Une question kabyle sortie du silence
La Kabylie, longtemps reléguée aux marges des débats internationaux, revient désormais sur le devant de la scène, portée par une dynamique nouvelle au sein de certains cercles régionalistes européens. Le Gouvernement Provisoire Kabyle (GPK), en exil à Paris et dirigé par Ferhat Mehenni, a multiplié depuis 2023 les contacts discrets avec des députés européens, des représentants américains et africains, ainsi que des experts onusiens. Son objectif : faire reconnaître la légitimité de sa revendication à l’autodétermination, dans le cadre des principes du droit international.
« Face à un régime sourd et oppressif, la Kabylie représente une voie pacifique de contestation face à un partenaire devenu peu fiable », affirme une source parlementaire européenne, sous couvert d’anonymat. Selon un conseiller politique d’un groupe influent au sein de l’hémicycle, un « signal clair » est en cours de préparation à destination d’Alger. L’UE, souligne-t-il, « n’a jamais hésité à utiliser la carte des minorités lorsque les droits fondamentaux sont bafoués. »
De la marginalisation à la reconnaissance ?
Pour Ferhat Mehenni, cette nouvelle donne diplomatique est un signe d’espoir. Contacté par nos soins, il déclare :
« Après des décennies de marginalisation, la voix kabyle commence enfin à être entendue dans les institutions européennes. Nous ne cherchons ni la violence ni le conflit. Nous réclamons le droit, légitime et pacifique, à l’autodétermination. »

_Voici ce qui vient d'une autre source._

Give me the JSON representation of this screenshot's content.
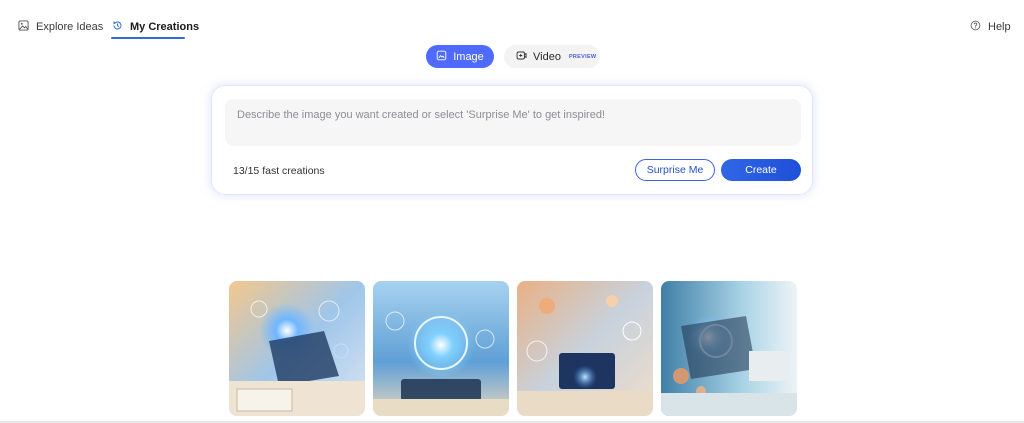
{
  "nav": {
    "explore_label": "Explore Ideas",
    "creations_label": "My Creations",
    "help_label": "Help",
    "accent": "#2f6ddb"
  },
  "mode": {
    "image_label": "Image",
    "video_label": "Video",
    "video_badge": "PREVIEW",
    "active": "Image"
  },
  "prompt": {
    "placeholder": "Describe the image you want created or select 'Surprise Me' to get inspired!",
    "fast_creations": "13/15 fast creations",
    "surprise_label": "Surprise Me",
    "create_label": "Create"
  },
  "gallery": {
    "items": [
      {
        "name": "creation-1",
        "palette": [
          "#f2c48a",
          "#3a7bd5",
          "#dfe9f5"
        ]
      },
      {
        "name": "creation-2",
        "palette": [
          "#8cc7f0",
          "#2a6fc9",
          "#e8eef5"
        ]
      },
      {
        "name": "creation-3",
        "palette": [
          "#e8a26f",
          "#4a88d8",
          "#f1dcc8"
        ]
      },
      {
        "name": "creation-4",
        "palette": [
          "#9ed0e6",
          "#e08a5a",
          "#dce9ef"
        ]
      }
    ]
  }
}
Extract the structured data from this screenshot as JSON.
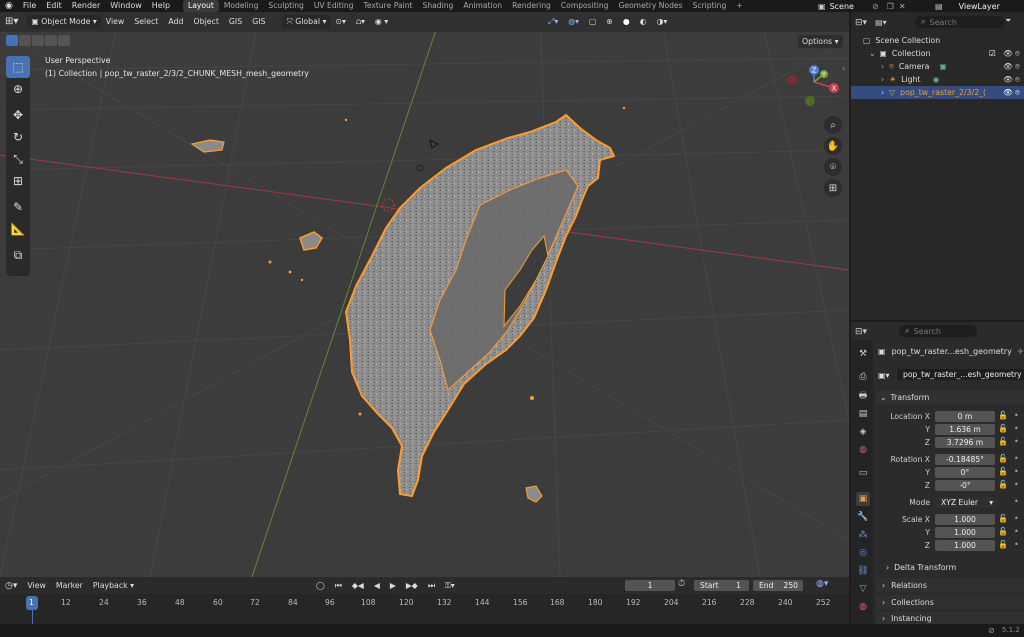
{
  "topbar": {
    "menus": [
      "File",
      "Edit",
      "Render",
      "Window",
      "Help"
    ],
    "workspaces": [
      "Layout",
      "Modeling",
      "Sculpting",
      "UV Editing",
      "Texture Paint",
      "Shading",
      "Animation",
      "Rendering",
      "Compositing",
      "Geometry Nodes",
      "Scripting"
    ],
    "active_workspace": "Layout",
    "add_tab": "+",
    "scene_name": "Scene",
    "view_layer": "ViewLayer"
  },
  "viewport_header": {
    "mode": "Object Mode",
    "menus": [
      "View",
      "Select",
      "Add",
      "Object",
      "GIS",
      "GIS"
    ],
    "orientation": "Global",
    "options": "Options"
  },
  "viewport": {
    "perspective": "User Perspective",
    "collection_info": "(1) Collection | pop_tw_raster_2/3/2_CHUNK_MESH_mesh_geometry",
    "gizmo": {
      "x": "X",
      "y": "Y",
      "z": "Z"
    }
  },
  "timeline": {
    "menus": [
      "View",
      "Marker",
      "Playback"
    ],
    "current_frame": "1",
    "start_label": "Start",
    "start": "1",
    "end_label": "End",
    "end": "250",
    "ruler": [
      "1",
      "12",
      "24",
      "36",
      "48",
      "60",
      "72",
      "84",
      "96",
      "108",
      "120",
      "132",
      "144",
      "156",
      "168",
      "180",
      "192",
      "204",
      "216",
      "228",
      "240",
      "252"
    ]
  },
  "statusbar": {
    "version": "5.1.2"
  },
  "outliner": {
    "search_placeholder": "Search",
    "scene_collection": "Scene Collection",
    "collection": "Collection",
    "items": [
      {
        "name": "Camera"
      },
      {
        "name": "Light"
      },
      {
        "name": "pop_tw_raster_2/3/2_("
      }
    ]
  },
  "properties": {
    "search_placeholder": "Search",
    "object_name_header": "pop_tw_raster...esh_geometry",
    "object_name_field": "pop_tw_raster_...esh_geometry",
    "transform": "Transform",
    "location_label": "Location X",
    "location": [
      "0 m",
      "1.636 m",
      "3.7296 m"
    ],
    "rotation_label": "Rotation X",
    "rotation": [
      "-0.18485°",
      "0°",
      "-0°"
    ],
    "axis_y": "Y",
    "axis_z": "Z",
    "mode_label": "Mode",
    "mode": "XYZ Euler",
    "scale_label": "Scale X",
    "scale": [
      "1.000",
      "1.000",
      "1.000"
    ],
    "delta_transform": "Delta Transform",
    "relations": "Relations",
    "collections": "Collections",
    "instancing": "Instancing"
  },
  "colors": {
    "accent": "#4772b3",
    "selection_outline": "#ff9b2d",
    "axis_x": "#c8414d",
    "axis_y": "#7da33a"
  }
}
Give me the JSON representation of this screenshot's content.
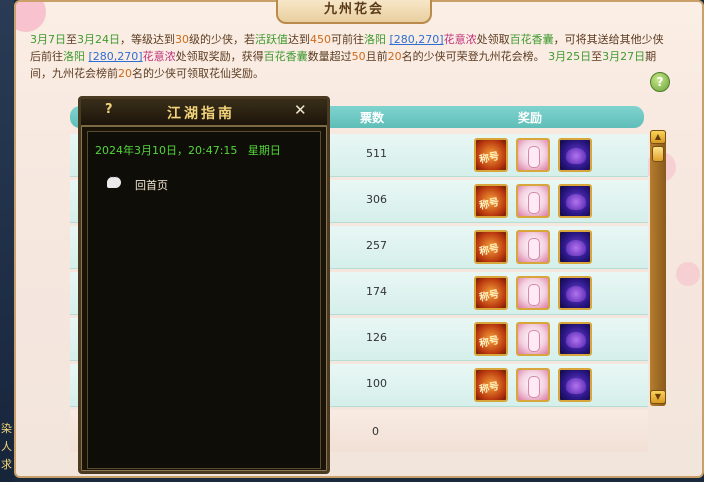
{
  "window": {
    "title": "九州花会"
  },
  "left_strip": {
    "chars": [
      "染",
      "人",
      "求"
    ]
  },
  "description": {
    "seg1": "3月7日",
    "seg2": "至",
    "seg3": "3月24日",
    "seg4": "，等级达到",
    "seg5": "30",
    "seg6": "级的少侠，若",
    "seg7": "活跃值",
    "seg8": "达到",
    "seg9": "450",
    "seg10": "可前往",
    "seg11": "洛阳",
    "seg12": "[280,270]",
    "seg13": "花意浓",
    "seg14": "处领取",
    "seg15": "百花香囊",
    "seg16": "，可将其送给其他少侠后前往",
    "seg17": "洛阳",
    "seg18": "[280,270]",
    "seg19": "花意浓",
    "seg20": "处领取奖励，获得",
    "seg21": "百花香囊",
    "seg22": "数量超过",
    "seg23": "50",
    "seg24": "且前",
    "seg25": "20",
    "seg26": "名的少侠可荣登九州花会榜。",
    "seg27": "3月25日",
    "seg28": "至",
    "seg29": "3月27日",
    "seg30": "期间，九州花会榜前",
    "seg31": "20",
    "seg32": "名的少侠可领取花仙奖励。"
  },
  "help_button": {
    "label": "?"
  },
  "table": {
    "headers": {
      "count": "票数",
      "reward": "奖励"
    },
    "rows": [
      {
        "count": "511"
      },
      {
        "count": "306"
      },
      {
        "count": "257"
      },
      {
        "count": "174"
      },
      {
        "count": "126"
      },
      {
        "count": "100"
      }
    ],
    "last_row": {
      "count": "0"
    },
    "reward_title_text": "称号"
  },
  "scrollbar": {
    "up": "▲",
    "down": "▼"
  },
  "guide": {
    "help": "?",
    "title": "江湖指南",
    "close": "✕",
    "datetime": "2024年3月10日，20:47:15",
    "weekday": "星期日",
    "home_link": "回首页"
  },
  "colors": {
    "accent": "#5fbdb8",
    "gold": "#d9a63b",
    "date_green": "#53d63c"
  }
}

Le GPK base sa légitimité sur le droit international, notamment l’article 1er de la Charte des Nations unies et le Pacte international relatif aux droits civils et politiques, qui reconnaissent aux peuples le droit de disposer d’eux-mêmes. Il se présente comme le représentant légitime d’un peuple autochtone nié dans son identité linguistique, culturelle et politique, et systématiquement réprimé dès qu’il exprime une divergence vis-à-vis du pouvoir central algérien.
Répression algérienne et carte géopolitique
Depuis 2021, les autorités algériennes ont inscrit le GPK sur leur liste d’organisations terroristes, une décision condamnée par plusieurs ONG internationales comme Amnesty International ou Human Rights Watch. Plusieurs dizaines de militants kabyles ont été arrêtés ou condamnés à de lourdes peines de prison pour « atteinte à l’unité nationale » – une accusation souvent utilisée pour étouffer les revendications identitaires ou politiques dans le pays.
« La question kabyle passe lentement mais sûrement du tabou diplomatique à la carte géopolitique », analyse un ancien diplomate français ayant servi à Bruxelles. Pour ce dernier, la patience européenne pourrait s’émousser face à l’absence de réformes démocratiques et aux violations récurrentes des droits humains en Algérie.
Premiers soutiens en Europe
D’après des sources sécuritaires, Ferhat Mehenni aurait reçu le soutien de plusieurs parlementaires européens, notamment en Italie, en Suède et en Allemagne, pays particulièrement sensibles aux questions des minorités culturelles et des peuples autochtones. Le débat reste toutefois cantonné à des cercles restreints, sans prise de position officielle de la Commission européenne à ce stade.
Mais le simple fait que la question soit aujourd’hui examinée dans les institutions européennes marque une rupture. À Bruxelles, certains observateurs y voient même un outil stratégique de pression sur Alger, notamment à l’heure où les négociations sur le partenariat énergétique UE-Algérie se heurtent à de profondes divergences.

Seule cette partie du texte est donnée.